Dans de pareilles conditions les paroles du Président Poutine avaient sonné terriblement faux lorsqu'il s'était soudainement préoccupé avec hypocrisie, juste la veille des JO, de la santé de la population russe, ainsi que de l'état de la culture physique et du sport en Russie. La sincérité de l'ancien kaguébiste Poutine était toujours douteuse, mais cette fois-ci il avait dépassé les bornes. Bien évidemment tous les apparatchiks s'étaient mis à exubérer leur approbation de la grandeur de la pensée présidentielle, avaient commencé à parler avec enthousiasme de la restauration des anciennes traditions soviétiques oubliées des "spartakiades" des peuples de Russie. Mais il ne s'était pas dissimulé du regard de tout être intelligent que cette préoccupation hypocrite du nouveau "grand ami des sportifs" coïncidait trop bizarrement avec la liquidation de la dernière chaîne télévisée russe indépendante TV-6 et avec une "brillante suggestion" du Président de remplacer cette rédaction récalcitrante par un canal national sportif apolitique.

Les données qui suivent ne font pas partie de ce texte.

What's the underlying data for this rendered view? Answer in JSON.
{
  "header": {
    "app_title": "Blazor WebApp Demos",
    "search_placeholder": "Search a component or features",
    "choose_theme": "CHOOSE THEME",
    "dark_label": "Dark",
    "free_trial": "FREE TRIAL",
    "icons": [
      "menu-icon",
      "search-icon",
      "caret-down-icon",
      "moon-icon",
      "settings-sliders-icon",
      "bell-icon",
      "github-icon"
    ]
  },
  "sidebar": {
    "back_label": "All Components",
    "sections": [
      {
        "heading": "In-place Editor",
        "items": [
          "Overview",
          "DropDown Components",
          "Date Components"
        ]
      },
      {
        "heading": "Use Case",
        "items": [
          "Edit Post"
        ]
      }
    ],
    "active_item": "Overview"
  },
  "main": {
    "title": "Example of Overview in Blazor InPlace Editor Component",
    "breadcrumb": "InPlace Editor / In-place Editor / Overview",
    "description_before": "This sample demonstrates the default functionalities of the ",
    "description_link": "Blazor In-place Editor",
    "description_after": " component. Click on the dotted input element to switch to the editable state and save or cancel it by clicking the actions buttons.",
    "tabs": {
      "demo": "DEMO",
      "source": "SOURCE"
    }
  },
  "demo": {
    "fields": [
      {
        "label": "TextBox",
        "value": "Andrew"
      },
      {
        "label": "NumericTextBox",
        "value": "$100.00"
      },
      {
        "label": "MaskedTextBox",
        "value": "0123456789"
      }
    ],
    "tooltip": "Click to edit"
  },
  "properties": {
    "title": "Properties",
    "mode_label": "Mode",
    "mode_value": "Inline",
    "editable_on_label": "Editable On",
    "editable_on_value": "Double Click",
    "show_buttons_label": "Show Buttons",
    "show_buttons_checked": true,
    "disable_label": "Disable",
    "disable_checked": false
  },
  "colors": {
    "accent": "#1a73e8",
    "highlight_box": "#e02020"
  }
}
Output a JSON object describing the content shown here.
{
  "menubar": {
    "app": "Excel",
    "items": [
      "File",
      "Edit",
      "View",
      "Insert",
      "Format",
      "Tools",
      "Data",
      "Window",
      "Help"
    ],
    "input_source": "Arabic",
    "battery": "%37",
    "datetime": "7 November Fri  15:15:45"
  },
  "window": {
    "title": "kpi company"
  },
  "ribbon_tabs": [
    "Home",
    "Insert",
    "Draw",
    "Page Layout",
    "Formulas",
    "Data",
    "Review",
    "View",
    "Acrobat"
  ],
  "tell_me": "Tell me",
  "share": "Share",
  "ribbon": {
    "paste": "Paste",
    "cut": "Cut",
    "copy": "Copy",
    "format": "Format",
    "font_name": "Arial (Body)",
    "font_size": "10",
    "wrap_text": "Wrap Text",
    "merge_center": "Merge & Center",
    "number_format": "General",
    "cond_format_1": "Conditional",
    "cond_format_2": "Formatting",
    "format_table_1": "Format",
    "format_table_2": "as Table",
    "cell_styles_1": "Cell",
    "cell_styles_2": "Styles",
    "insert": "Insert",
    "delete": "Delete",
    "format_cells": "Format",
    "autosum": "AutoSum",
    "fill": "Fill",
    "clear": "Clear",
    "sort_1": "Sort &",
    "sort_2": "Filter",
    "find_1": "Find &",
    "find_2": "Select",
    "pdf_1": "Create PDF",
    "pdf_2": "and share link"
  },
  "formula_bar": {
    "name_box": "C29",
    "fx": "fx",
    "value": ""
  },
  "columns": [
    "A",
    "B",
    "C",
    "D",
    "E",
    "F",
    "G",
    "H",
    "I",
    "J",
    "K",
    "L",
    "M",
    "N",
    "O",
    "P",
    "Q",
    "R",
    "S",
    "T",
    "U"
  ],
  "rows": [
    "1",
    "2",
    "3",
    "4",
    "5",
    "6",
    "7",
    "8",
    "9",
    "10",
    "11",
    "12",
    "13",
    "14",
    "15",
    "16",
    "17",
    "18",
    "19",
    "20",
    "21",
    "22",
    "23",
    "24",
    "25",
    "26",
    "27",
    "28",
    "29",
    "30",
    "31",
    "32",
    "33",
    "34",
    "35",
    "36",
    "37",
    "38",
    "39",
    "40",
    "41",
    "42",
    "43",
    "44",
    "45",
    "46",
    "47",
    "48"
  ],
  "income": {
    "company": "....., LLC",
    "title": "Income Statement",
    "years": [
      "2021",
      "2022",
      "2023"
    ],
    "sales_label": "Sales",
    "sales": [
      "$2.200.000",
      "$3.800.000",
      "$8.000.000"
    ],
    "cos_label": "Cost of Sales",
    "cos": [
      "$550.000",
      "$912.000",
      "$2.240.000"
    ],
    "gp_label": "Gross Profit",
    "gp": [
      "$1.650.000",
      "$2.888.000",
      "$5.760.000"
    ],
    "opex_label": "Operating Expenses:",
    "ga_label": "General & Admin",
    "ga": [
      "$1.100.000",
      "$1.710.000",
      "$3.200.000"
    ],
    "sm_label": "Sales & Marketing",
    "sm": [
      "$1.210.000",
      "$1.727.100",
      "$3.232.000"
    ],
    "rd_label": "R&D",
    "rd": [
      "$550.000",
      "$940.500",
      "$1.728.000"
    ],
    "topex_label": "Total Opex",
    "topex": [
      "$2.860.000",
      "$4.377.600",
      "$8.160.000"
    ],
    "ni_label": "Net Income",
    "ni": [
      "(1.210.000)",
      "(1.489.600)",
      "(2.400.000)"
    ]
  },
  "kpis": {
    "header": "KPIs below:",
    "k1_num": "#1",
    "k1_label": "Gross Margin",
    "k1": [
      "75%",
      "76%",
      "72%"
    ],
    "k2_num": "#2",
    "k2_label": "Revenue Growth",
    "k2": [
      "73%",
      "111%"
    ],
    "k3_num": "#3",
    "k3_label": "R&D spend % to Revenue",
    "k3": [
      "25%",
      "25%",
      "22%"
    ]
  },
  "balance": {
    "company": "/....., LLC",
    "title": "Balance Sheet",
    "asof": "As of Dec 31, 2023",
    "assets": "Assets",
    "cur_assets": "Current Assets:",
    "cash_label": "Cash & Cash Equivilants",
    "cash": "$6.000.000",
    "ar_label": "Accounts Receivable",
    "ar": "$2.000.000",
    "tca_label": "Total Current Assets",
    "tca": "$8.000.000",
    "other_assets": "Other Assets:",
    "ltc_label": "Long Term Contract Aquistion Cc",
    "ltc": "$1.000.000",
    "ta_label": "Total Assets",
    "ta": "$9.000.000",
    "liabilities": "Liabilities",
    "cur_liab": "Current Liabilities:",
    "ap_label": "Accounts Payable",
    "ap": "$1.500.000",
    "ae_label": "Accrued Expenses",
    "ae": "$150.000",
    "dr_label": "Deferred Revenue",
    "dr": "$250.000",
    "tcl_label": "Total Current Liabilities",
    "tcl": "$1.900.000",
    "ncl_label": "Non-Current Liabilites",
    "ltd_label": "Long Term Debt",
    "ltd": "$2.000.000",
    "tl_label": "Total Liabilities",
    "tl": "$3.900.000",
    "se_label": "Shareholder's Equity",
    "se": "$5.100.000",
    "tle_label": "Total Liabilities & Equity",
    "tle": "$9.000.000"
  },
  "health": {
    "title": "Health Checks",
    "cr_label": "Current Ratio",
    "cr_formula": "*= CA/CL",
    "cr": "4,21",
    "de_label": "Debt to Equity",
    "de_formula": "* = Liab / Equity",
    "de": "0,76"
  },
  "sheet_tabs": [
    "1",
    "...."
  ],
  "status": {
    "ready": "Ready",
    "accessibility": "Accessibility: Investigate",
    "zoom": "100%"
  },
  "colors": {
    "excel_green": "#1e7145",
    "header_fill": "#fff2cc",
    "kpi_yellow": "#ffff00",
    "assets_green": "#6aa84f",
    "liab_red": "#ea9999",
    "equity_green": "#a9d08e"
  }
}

Le régime poutiniste, qui à vitesse grand V acquière tous les signes d'une vraie dictature, essaye utiliser de bonnes vieilles méthodes pour amadouer et zomber les masses populaires. Les nouveaux propagandistes russes croient que les images sportives dénuées de toute connotation politique pourraient prendre la place prépondérante dans les têtes des gens. Mais avant de leur offrir du pain spirituel et virtuel il serait préférable de leur donner de la nourriture bien réelle. Et pour cela il faudrait développer un potentiel économique et productif qu'un pays basé sur la peur et la contrainte ne pourrait pas avoir à long terme. Il paraît douteux également que les gens qui passent leur temps à essayer de joindre les deux bouts avec beaucoup de peine, dont plus de la moitié vivent en dessous du seuil de pauvreté, se préoccupent vraiment du sport. Elles sont d'une hypocrisie et tartuferie époustouflante, ces spéculations sportives du pouvoir sur un problème qui certes est important, mais néanmoins très secondaire en Russie actuelle où plus de 50 pourcents des logements et des réseaux de communications vitales sont complètement délabrés et tombent en ruines. Franchement, qu'est-ce qu'ils peuvent inventer comme foutaises, nos fonctionnaires! Il nous semble très peu probable que les affamés du Povoljié ou des condamnés à mort dans les Goulags se préoccupaient sérieusement du niveau de leurs prestations sportives, malgré les appels patriotiques du "petit père du peuple".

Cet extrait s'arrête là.